A craftsman who works mostly with metal is known as a millwright. A millwright works mostly with types of machines and equipment that take great precision to use. A few of the major tasks of a millwright will include the installation of boilers, escalators, generators and giant turbines. Millwrights also take care of these machines as well as others, by repairing and maintaining them, or dismantling them if they are to be replaced. Those who work as millwrights have generally worked for years on machines that use asbestos as the insulating material, especially the boilers, generators and turbines. Some machines are also insulated with asbestos, and also have parts inside the generators and turbines that have been coated with the material. This is to control the heat that the friction causes, which helps to avoid fires.

Asbestos and Millwrights

It is normal for this machinery to need to be “sized” so that it can fit into its location. For this to occur, the millwright working on the machinery must grind, sand, saw or somewhat adjust the pieces so that they can fit properly.

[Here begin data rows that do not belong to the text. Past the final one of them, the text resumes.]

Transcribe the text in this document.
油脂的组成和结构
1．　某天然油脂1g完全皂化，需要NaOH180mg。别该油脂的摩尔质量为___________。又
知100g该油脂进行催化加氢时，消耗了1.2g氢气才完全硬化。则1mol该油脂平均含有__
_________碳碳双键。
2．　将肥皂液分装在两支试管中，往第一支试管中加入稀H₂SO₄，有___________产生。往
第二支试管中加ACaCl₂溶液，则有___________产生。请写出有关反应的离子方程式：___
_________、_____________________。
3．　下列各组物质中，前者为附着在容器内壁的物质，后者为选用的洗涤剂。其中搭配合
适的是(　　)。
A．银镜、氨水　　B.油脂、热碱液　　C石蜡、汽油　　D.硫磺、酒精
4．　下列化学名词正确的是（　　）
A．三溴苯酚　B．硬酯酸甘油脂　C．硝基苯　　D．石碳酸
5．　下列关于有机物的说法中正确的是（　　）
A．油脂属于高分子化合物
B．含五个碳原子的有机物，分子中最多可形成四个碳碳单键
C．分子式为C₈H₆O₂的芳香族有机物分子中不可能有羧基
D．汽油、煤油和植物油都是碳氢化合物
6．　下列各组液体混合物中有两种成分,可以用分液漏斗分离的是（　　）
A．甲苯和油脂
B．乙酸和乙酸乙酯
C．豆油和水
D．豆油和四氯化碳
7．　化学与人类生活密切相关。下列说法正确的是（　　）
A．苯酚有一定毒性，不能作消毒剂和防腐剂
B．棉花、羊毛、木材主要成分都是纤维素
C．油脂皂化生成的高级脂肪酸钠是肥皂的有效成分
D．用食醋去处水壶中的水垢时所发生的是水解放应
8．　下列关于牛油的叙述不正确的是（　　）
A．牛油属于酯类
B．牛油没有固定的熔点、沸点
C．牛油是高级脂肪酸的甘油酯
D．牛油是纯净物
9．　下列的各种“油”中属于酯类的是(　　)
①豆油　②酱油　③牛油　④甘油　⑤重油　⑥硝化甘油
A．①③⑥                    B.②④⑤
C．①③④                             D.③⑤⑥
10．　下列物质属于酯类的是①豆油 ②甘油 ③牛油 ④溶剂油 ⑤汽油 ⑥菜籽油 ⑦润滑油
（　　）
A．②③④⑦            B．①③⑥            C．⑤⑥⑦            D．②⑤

The insulation or other pieces that may contain asbestos are grinded or sanded, causing asbestos dust which would be circulated into the air and inhaled easily by workers.  When these machines had to be dismantled for either repair or disposal, the millwright doing the work may have easily been exposed to friable asbestos, or damaged asbestos, because these particles crumble easily, producing airborne dust. Millwrights usually wore clothing that helped protect them from the high heat and fire that they had to work with. However, the protective clothing that they wore was often produced from materials that also contained asbestos, which meant the asbestos was actually worn on their person. This protective gear could also have included face masks that contained asbestos, making the inhalation of the toxic fibers a regular occurrence for many. In recent times, millwrights no longer wear this type of gear; however, the proper protection is required when they work on older machines that may still contain asbestos insulation or parts that contain an asbestos coating.  In past decades, those who worked in the millwright profession have seen many colleagues who have been diagnosed and suffered with an asbestos-related disease, such as mesothelioma, because of their very frequent exposure to it while working at their job.